Ocak ayında özel sektörün kısa vadeli dış borcu 2.8 milyar dolar azaldı. Ocakta, kamunun kısa vadeli dış borcunda 334, Merkez Bankası’nın borcunda da 33 milyon dolarlık azalma oldu. Böylece, Türkiye’nin kısa vadeli dış borcu ocak ayında toplam 3.2 milyar dolar azaldı. Geçen yılın sonunda 129.1 milyar dolara çıkan kısa vadeli toplam dış borç, ocak sonunda 125.9 milyar dolara geriledi. 

Ödenecek borç da azalıyor  

Orijinal vadesine bakılmaksızın vadesine bir yıl ve daha kısa zaman kalan borç tutarı da hızla geriliyor. Kasım ayında bir yıl içinde ödenecek borç tutarı 168 milyar dolarla rekor düzeye çıkmıştı. Bir yılda ödenecek borç aralık sonunda 166.7 milyar dolara, ocak sonunda da 162.8 milyar dolara indi.
Ocak sonu itibariyle bir yılda gerçekleştirilecek 162.8 milyar dolarlık dış borç ödemesinin 138.7 milyar doları özel sektörün sırtında. Bu tutarın 87 milyar dolarını finansal kuruluşlar ödeyecek. 87 milyar dolarlık ödemenin de 79.9 milyarını bankalar, 7.1 milyarını bankacılık dışı kesim gerçekleştirecek. Finansal olmayan kuruluşların bir yılda ödeyecekleri borç da 51.7 milyar dolar düzeyinde bulunuyor.
Bir yılda kamu ise 21.6 milyar dolar borç ödeyecek.

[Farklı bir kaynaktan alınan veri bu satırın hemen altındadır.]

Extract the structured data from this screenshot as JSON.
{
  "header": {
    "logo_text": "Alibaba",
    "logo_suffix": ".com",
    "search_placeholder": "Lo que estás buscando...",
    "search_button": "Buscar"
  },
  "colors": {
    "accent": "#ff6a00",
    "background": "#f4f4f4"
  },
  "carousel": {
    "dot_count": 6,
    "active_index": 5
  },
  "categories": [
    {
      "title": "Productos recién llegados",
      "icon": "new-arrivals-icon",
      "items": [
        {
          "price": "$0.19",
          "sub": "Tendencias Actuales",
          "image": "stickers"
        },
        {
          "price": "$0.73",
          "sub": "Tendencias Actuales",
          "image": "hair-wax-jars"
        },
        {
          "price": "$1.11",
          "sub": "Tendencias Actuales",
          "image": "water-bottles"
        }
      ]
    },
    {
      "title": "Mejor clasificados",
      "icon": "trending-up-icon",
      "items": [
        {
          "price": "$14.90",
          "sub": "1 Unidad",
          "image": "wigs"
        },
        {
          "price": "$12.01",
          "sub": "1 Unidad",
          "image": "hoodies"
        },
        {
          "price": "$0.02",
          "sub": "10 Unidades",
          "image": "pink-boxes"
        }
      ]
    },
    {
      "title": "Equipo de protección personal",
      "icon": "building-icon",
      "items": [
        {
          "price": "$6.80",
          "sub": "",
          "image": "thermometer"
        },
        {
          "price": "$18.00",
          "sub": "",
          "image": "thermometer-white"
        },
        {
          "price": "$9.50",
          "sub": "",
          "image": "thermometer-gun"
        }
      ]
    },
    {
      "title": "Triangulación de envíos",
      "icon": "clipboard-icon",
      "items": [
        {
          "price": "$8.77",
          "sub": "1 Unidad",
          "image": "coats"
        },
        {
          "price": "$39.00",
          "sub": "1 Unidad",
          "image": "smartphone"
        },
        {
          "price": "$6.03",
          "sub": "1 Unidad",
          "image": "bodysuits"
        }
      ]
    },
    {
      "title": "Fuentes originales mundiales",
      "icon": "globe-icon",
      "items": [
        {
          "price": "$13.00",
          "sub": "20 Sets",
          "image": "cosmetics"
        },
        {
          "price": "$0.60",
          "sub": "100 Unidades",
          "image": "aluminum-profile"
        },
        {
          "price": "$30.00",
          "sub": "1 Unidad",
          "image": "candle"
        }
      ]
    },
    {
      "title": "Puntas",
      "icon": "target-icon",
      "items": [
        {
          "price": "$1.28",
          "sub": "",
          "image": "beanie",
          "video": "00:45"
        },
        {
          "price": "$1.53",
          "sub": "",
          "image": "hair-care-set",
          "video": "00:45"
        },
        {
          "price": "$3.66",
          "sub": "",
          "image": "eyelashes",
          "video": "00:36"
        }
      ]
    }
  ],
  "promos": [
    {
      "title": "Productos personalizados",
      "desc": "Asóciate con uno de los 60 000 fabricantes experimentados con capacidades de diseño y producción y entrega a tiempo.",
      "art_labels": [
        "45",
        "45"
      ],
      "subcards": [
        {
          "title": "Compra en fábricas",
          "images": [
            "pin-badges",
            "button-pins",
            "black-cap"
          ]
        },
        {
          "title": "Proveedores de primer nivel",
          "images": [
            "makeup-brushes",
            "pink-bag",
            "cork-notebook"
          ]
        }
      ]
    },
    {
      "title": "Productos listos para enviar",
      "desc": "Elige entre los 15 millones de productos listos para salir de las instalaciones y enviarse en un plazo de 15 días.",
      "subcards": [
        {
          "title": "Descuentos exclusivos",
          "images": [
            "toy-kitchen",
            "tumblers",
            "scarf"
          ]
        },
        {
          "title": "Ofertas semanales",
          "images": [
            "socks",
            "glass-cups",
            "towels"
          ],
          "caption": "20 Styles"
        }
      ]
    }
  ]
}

Bu tutarın da 17.3 milyar doları kamu bankaları tarafından gerçekleştirilecek. 

Merkez Bankası’nın bir yılda ödeyeceği borç ise 2.5 milyar dolar düzeyinde bulunuyor. 

           

Ateş düştüğü yeri…

Geçen gün de vurguladık, ne kadar aksi söylenirse söylensin, demeç üstüne demeç vererek kur artışının ekonomiye önemli bir tahribatı olmayacağı iddia edilsin, ne finans kesimi bu görüşlere itibar ediyor, ne reel sektör. Eğer bu açıklamalar inandırıcı bulunsaydı, ikna edici görülseydi özel sektör borç yükünden kurtulmak için herhalde yoğun bir çaba içine girmezdi. 
Dilimizde bir söz var, “Ateş düştüğü yeri yakar” diye. Belli ki döviz kurundaki artışta da bir yerlere ateş düşmüş, en azından düşeceği görülmüş. Daha fazla yanmamak, en azından tümüyle kül olmamak için bir çaba gösteriliyor. 

Özel sektör, döviz kurunun bir anda fırlayıp gidebileceğini bir kez daha gördü. Uzun süre, kurda sarsıcı bir artış olmayacağı inancıyla yapılan planlar belli ki gözden geçiriliyor. Bakmayın son dönemde kurun istikrar kazanmış bir görünüm sergiliyor olmasına. Kulaklara kar suyu kaçtı bir kere.
Dolar bu yıl aylık ortalama 2.21-2.22 düzeyinde adeta sabitlendi; ama biliyoruz ki kuru burada ancak yüksek faiz sayesinde tutabiliyoruz. Başka bir ifadeyle bu düzeye ancak yüksek faiz sayesinde inebildik. Merkez Bankası ocak sonundaki gece yarısı toplantısıyla faize yüklenmeseydi, kur şimdi nerelerde olurdu acaba? 

Bir tarafta içeride ne zaman ne yaşanacağının kestirelemediği bir süreç; diğer tarafta dışarıda bizi yıllar öncesinin soğuk savaş dönemine geri götüren Kırım sorunu… Ekonomiye ilişkin baş ağrıları da cabası. Böyle bir dönemde özel sektör dış borç yükünden olabildiğince kurtulmak istemesin de ne yapsın!